In the end, though, I didn’t. For one thing, it would’ve sounded petty and ridiculous. For another, well, I’m sure he caught at least some of it mumbled under my breath as the kids finally hightailed it to the dinner table.
Still, I left things unsaid because I didn’t know how to convey all that happened without trivializing my heated emotions.
Even though he had experienced it all, too—hundreds of times before!
Even though it was nothing particularly catastrophic.
Even though parenthood is a daily minefield of stress.
I felt lonely at that moment, stewing in my anger. And it was not the first time. I have felt lonely many other times in my journey as a mother. I was prepared for a lot before it started. But this? It wasn’t quite on my radar – not in this way, at least.
I don’t feel lonely at the thought of missing out. Frankly, I’m too tired to care. And I don’t feel lonely in the conventional sense, either. I’m surrounded by wonderful people every day.
No, it’s deeper than that.
Motherhood is both intensely personal and completely universal. It has been experienced from the dawn of humanity and will continue long after we’re gone. But despite the sheer ubiquity of it, not a single person has ever experienced it exactly the same way as you.
That’s a little overwhelming. And yes, a little isolating.
We all come to motherhood on a myriad of paths. Some face obstacles from the get-go: infertility, miscarriage, unexpected diagnoses, painful pregnancies. Some never get to take more than a step or two along the way. Some run along without difficulty while others struggle to keep moving forward.
We are all mothers with no unified concept of motherhood.
It can make us feel adrift – wondering what we’re doing wrong and wondering whether we’re the only ones questioning what we’re doing wrong.
And though, logically, we can usually parse out an answer, they don’t always come easily.
There’s the loneliness in the dark of night, feeding the baby while the world around you sleeps. It’s in the slow decay of friendships you haven’t the strength to nurture. It’s there when you silently curse your partner for never taking the initiative to fill out school registration forms or knowing where the vaccine records are or planning the Halloween costumes.

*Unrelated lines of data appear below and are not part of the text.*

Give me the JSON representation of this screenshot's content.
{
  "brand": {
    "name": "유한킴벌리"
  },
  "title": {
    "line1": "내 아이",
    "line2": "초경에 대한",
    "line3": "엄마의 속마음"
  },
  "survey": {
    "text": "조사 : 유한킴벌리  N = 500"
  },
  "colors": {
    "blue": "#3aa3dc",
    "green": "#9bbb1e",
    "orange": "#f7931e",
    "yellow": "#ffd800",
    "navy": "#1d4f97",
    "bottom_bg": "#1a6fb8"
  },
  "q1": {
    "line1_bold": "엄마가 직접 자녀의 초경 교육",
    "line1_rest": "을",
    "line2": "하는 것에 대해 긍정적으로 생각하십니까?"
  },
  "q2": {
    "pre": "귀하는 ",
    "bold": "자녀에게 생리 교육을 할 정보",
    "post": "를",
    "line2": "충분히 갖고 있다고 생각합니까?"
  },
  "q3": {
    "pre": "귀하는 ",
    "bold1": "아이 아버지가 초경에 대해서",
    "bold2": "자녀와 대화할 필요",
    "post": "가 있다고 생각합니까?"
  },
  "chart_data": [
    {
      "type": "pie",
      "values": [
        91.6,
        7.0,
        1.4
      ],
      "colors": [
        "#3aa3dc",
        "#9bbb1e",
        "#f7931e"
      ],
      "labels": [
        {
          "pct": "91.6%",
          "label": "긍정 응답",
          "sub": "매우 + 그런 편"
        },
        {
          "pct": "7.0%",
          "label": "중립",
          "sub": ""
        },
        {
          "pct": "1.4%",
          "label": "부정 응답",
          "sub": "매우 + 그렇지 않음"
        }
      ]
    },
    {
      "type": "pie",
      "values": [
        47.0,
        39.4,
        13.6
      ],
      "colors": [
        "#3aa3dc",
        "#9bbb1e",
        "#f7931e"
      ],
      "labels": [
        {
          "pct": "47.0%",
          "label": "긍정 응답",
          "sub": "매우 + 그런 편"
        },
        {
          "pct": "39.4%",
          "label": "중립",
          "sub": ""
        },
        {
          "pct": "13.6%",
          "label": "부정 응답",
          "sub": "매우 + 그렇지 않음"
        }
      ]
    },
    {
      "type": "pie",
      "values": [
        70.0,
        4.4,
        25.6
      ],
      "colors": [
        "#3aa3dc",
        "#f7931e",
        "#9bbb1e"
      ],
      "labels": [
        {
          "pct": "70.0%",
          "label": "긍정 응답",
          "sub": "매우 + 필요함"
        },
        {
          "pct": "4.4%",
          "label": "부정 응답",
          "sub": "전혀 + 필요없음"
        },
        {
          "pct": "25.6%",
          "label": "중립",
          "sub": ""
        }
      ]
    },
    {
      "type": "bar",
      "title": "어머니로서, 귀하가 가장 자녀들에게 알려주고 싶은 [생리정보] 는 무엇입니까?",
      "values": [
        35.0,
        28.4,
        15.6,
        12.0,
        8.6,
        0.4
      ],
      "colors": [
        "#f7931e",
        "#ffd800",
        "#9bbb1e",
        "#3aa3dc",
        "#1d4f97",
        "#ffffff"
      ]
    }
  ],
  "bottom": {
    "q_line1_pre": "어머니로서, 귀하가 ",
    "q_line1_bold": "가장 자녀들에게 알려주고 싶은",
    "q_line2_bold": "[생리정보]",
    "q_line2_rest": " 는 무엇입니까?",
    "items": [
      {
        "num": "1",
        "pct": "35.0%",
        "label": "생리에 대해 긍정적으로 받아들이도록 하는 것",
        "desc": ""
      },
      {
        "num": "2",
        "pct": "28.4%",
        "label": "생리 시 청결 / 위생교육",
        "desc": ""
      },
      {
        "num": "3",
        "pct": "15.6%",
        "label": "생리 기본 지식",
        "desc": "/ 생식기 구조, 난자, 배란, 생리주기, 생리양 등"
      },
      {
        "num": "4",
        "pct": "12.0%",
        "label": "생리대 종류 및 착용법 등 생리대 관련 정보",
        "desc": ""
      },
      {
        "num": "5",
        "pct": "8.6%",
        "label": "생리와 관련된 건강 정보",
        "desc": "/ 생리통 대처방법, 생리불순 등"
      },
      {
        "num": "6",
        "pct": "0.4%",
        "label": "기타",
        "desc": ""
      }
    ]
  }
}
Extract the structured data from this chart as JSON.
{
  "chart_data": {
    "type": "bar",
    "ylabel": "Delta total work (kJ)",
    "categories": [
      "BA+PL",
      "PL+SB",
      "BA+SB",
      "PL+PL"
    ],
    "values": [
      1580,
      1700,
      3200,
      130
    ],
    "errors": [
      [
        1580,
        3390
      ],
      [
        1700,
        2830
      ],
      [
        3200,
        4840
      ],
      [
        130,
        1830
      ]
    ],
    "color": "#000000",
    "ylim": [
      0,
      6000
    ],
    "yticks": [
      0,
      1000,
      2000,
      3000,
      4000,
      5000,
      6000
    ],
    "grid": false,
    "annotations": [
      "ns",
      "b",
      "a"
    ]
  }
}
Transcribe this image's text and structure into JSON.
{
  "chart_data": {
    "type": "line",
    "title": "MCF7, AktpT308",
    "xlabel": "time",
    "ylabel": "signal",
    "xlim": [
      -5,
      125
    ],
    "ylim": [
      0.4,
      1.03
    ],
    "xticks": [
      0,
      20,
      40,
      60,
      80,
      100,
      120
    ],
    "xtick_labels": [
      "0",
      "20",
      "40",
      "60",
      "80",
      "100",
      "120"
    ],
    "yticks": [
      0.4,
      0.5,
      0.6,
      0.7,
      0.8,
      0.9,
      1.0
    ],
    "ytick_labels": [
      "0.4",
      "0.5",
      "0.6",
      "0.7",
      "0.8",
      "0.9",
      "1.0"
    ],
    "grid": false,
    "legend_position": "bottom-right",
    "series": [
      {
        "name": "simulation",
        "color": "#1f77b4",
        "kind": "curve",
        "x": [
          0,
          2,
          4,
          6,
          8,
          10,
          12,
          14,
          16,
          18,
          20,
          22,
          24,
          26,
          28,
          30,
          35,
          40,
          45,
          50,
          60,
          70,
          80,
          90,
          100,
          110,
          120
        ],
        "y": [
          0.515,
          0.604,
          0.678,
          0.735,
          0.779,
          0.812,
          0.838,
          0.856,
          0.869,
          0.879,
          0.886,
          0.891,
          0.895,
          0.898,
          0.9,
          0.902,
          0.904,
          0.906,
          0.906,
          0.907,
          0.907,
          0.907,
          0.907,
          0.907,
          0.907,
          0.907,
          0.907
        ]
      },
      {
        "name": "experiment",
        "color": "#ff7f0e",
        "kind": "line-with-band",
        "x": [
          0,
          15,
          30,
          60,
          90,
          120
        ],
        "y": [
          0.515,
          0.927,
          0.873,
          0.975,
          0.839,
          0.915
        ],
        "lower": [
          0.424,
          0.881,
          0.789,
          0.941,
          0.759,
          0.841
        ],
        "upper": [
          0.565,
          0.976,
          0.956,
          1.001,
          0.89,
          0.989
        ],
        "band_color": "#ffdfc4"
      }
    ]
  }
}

The loneliness can weigh heavily as friends coo over milestones your child has yet to reach. It’s in the guilt and the stress and the anxiety and, yes, the yelling. It finds you in the depths of sleep deprivation and the cursing of an unrecognizable body.
It’s glares up at you from that empty resume, sits atop your chest inside a cluttered cubicle, eats away at you while driving on autopilot to one of the million activities each week holds.
It’s ever-present—maybe the single most unifying aspect of motherhood itself. We’re all a little lonely, even though we’re almost never alone.
I just wish I had known. I wish I had been prepared for the loneliness of motherhood.
Maybe then I could detail the laundry list of grievances from which my latest rant resulted without feeling tongue-tied. Because even though my brain knows everybody loses their cool sometimes, my heart retreats to that pit of loneliness, wondering whether I’m the only one struggling.
In the end, I think the best we can hope for is to lean on one another and take the good with the bad. All I know for sure is that my kids aren’t the only ones who throw snack wrappers on the ground and leave the front door wide open. So while our experiences may not be carbon-copies, they at least share commonalities. And there’s comfort in that.